Martín Ríos está acusado de haber matado a Alfredo Marcenac y causado heridas a otras personas que caminaban por Av. Cabildo, en el barrio porteño de Belgrano. Podría ser declarado inimputable.
Télam
La jueza de instrucción María Fontbona de Pombo elevó a juicio oral y público la causa en la que Martín Ríos, conocido como “el tirador de Belgrano”, está acusado de haber matado a tiros a Alfredo Marcenac y causado heridas a otras personas al disparar alocadamente y sin motivo aparente a transeúntes que circulaban ocasionalmente por las calles de ese barrio porteño.
Fuentes judiciales dijeron que la jueza elevó la causa para sorteo de un tribunal oral bajo la acusación de “homicidio agravado por placer“, pese a que la fiscalía de instrucción acusó sólo por “homicidio simple“.
No obstante, aún está pendiente la posibilidad de que Ríos sea declarado “inimputable“ en el juicio oral, que se desarrollará en fecha aún por determinar.
Ríos está acusado por el crimen del joven Alfredo Marcenac, el 6 de julio de 2006; por 11 “homicidios en grado de tentativa, daño agravado y portación de arma de guerra atenuado por tratarse de un tenedor autorizado”, según el dictamen acusatorio del fiscal Fernando Fiszer.
Sin embargo, dos querellas reclamaron que se mantuviera la calificación original que había sostenido la jueza, de “homicidio agravado por placer”, una figura contemplada en el artículo 80, inciso cuarto, del Código Penal, que contempla como única pena para esta clase de delitos la “prisión o reclusión perpetua”.
¿Inimputable?
Pero la acusación fiscal deja abierta la posibilidad de que Ríos sea, finalmente, declarado inimputable, tal como lo sostuvo el anterior fiscal de la causa, Mariano Solessio.

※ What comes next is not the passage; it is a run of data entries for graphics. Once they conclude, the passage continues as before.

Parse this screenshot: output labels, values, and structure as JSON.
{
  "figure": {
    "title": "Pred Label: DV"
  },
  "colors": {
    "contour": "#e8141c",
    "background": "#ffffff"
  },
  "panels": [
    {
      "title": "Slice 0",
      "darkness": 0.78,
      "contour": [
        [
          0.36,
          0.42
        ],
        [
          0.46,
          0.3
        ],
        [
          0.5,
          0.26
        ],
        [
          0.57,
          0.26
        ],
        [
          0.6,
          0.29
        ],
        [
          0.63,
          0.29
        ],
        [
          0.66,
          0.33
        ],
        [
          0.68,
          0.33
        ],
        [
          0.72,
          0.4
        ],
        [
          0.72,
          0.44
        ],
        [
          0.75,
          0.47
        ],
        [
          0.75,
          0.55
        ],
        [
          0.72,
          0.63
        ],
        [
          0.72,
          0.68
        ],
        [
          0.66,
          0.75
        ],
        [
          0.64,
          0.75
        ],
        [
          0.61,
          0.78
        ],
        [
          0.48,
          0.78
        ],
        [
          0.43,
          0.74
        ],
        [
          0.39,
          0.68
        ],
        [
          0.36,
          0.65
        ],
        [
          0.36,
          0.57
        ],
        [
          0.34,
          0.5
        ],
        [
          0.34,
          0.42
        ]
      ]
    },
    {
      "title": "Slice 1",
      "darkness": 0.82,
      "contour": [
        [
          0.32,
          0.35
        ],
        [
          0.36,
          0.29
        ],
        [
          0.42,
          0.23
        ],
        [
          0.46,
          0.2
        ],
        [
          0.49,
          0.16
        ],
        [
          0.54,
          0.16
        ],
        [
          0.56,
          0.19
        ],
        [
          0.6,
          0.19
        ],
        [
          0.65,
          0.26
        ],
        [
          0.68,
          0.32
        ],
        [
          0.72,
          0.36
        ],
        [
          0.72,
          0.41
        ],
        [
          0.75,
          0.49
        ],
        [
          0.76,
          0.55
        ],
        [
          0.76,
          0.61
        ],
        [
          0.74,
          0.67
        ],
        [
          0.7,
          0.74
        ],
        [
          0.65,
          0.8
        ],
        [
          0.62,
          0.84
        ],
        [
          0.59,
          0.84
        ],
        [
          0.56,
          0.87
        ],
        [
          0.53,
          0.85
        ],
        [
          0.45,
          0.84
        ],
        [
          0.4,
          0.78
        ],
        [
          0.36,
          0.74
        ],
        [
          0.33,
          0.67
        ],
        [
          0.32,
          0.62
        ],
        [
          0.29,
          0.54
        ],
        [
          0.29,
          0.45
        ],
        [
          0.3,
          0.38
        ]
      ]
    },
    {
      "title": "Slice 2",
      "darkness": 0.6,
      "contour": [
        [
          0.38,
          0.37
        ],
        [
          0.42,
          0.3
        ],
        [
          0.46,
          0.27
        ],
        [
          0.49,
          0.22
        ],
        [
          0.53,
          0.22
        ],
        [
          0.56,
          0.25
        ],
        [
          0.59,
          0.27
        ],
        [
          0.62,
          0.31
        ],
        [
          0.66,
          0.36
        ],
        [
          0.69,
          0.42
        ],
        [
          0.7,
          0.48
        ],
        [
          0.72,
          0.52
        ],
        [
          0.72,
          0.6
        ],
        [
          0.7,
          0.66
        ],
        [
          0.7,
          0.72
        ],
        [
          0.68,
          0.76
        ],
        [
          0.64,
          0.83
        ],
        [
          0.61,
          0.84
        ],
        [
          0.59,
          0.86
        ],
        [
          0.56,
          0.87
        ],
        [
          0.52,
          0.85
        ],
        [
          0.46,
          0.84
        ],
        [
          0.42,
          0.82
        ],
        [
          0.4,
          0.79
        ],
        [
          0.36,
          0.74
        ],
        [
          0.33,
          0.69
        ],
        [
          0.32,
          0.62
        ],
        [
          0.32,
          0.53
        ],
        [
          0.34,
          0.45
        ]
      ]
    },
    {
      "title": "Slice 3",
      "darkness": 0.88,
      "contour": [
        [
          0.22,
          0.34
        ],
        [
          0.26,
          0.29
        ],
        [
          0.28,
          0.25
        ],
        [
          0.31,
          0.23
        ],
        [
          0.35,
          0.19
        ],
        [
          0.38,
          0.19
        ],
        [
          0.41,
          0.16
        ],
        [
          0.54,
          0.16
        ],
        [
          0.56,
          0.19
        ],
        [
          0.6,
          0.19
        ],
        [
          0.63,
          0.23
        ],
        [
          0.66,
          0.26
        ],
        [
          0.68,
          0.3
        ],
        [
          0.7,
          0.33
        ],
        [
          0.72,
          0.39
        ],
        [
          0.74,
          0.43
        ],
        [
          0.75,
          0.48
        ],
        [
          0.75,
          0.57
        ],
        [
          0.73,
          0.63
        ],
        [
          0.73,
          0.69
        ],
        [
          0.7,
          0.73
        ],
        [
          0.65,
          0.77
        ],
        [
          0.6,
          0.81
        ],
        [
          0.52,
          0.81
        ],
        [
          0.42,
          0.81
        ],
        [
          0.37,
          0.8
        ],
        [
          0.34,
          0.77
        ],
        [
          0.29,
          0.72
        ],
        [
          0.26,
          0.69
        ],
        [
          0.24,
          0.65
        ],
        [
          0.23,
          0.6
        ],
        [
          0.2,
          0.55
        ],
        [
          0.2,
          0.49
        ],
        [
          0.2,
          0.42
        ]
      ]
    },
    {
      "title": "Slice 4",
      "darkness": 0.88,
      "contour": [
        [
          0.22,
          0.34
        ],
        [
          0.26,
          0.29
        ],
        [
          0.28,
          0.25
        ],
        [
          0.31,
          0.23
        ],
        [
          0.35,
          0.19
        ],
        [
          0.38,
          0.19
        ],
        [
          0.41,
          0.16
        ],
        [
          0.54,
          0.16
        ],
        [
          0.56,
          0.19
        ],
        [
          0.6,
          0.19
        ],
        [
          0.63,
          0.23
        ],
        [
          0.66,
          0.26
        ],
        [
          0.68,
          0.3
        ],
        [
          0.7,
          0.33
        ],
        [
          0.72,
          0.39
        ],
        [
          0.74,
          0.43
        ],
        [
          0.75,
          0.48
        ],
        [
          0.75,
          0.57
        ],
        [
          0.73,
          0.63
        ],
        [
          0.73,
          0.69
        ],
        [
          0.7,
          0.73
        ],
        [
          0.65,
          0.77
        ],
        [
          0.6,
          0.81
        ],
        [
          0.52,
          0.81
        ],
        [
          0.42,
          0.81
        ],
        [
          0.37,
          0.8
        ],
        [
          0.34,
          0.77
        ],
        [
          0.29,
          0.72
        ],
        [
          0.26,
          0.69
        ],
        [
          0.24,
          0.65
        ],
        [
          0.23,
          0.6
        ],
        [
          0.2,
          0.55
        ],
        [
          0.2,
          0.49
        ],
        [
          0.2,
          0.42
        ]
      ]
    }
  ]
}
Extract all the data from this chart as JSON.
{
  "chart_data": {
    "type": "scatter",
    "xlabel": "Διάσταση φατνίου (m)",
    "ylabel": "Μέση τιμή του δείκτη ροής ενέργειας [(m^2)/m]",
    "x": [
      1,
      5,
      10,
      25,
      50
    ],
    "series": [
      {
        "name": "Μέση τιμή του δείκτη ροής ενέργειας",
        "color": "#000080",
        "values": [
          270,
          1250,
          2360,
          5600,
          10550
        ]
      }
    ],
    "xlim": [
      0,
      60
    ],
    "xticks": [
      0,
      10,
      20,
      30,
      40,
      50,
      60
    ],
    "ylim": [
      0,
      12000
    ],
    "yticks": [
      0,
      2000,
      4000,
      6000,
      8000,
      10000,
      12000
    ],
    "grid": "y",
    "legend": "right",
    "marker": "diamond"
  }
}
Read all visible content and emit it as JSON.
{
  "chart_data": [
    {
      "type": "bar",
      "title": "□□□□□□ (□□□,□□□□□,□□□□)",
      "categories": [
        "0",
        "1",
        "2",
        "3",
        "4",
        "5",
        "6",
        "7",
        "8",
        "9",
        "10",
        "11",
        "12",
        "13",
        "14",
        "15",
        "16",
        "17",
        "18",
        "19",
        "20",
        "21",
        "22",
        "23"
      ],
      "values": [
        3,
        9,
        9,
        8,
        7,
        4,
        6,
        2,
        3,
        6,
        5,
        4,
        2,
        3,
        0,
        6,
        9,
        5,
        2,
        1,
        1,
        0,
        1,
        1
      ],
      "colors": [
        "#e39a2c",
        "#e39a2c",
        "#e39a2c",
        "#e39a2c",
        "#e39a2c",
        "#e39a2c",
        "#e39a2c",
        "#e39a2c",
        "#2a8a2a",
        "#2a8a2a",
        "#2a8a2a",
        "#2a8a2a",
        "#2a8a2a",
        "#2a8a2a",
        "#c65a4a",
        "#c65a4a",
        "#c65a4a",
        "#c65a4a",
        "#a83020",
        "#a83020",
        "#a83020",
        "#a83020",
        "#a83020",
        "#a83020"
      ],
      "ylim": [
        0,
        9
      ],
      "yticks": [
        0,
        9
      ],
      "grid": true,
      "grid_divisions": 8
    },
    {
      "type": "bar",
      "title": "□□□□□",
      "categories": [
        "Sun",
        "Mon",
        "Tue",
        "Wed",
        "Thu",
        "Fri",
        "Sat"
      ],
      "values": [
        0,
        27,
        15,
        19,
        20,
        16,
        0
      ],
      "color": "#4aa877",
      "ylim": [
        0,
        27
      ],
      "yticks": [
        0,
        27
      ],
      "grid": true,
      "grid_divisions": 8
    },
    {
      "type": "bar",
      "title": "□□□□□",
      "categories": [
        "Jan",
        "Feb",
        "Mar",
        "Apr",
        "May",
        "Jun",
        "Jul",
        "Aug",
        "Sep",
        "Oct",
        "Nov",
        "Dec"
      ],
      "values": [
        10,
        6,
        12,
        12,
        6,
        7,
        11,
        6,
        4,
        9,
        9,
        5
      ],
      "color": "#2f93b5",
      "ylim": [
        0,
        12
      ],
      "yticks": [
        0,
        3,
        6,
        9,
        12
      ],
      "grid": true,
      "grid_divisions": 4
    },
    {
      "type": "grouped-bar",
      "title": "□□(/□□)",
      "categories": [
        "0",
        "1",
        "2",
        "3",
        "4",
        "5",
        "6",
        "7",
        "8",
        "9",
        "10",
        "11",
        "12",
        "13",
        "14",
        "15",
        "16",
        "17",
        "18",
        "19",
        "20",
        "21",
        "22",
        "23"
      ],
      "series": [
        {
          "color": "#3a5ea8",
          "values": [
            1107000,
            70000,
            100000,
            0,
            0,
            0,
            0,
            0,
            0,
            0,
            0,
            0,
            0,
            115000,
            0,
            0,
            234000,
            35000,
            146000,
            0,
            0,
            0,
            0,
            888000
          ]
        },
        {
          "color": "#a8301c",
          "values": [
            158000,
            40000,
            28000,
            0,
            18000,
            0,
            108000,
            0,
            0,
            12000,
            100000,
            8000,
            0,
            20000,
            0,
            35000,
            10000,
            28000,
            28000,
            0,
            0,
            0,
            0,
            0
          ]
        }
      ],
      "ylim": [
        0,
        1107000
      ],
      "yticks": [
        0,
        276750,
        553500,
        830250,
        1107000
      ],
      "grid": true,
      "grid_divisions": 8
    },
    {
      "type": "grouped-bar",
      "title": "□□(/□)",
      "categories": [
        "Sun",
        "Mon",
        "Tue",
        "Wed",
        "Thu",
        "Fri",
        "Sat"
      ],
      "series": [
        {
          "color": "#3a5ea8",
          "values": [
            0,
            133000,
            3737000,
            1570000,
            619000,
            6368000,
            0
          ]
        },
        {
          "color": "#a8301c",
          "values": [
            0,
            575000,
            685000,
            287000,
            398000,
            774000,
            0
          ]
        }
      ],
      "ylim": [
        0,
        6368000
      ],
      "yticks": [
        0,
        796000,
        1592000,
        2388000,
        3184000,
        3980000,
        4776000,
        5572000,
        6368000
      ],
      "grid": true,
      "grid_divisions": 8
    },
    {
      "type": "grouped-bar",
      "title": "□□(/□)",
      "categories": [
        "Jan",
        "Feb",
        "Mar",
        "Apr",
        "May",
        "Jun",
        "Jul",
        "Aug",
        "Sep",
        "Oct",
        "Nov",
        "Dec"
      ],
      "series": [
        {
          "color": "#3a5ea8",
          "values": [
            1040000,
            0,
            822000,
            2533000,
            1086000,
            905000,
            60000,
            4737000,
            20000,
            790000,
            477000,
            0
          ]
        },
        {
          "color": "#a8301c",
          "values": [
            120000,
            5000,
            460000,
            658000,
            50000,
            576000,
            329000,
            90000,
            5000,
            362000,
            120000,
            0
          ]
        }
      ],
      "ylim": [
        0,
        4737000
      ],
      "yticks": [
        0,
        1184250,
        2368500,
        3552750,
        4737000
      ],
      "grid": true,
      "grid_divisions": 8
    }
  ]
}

Cuando el fiscal de Cámara Fabián Céliz ordenó que la causa fuera a juicio oral, aclaró que la inimputabilidad debería ser definida por el tribunal oral: “En una presentación que con el tiempo podría demostrarse acertada, se consideró acreditado que al momento de los hechos Ríos careció de la posibilidad cierta de darle el disvalor jurídico penal a su comportamiento y actuar conforme a derecho, por padecer una severa disfunción de sus capacidades psíquicas”.
“Es posible que mis colegas tengan razón al considerar que Ríos no es imputable por los injustos que se le endilgan”, pero “resulta necesario que estas actuaciones sean elevadas a la siguiente etapa a fin de que sea allí donde se despejen las dudas que han introducido las diversas opiniones emitidas por los facultativos que han examinado al acusado”, sostiene el dictamen.
Ríos “ya fue declarado penalmente inimputable en la causa que se le siguiera por el delito de portación de arma de guerra en el departamento judicial de San Isidro. Pero ello no es “óbice para considerar que en los hechos que aquí se le atribuyen actuó con conciencia”.
En definitiva, Ríos deberá comparecer ante un tribunal oral y sólo en esa instancia los jueces podrán determinar si es imputable o no, y en tal caso disponer si el juicio seguirá adelante o el acusado será derivado a la justicia civil para que siga su proceso médico con miras a una eventual rehabilitación.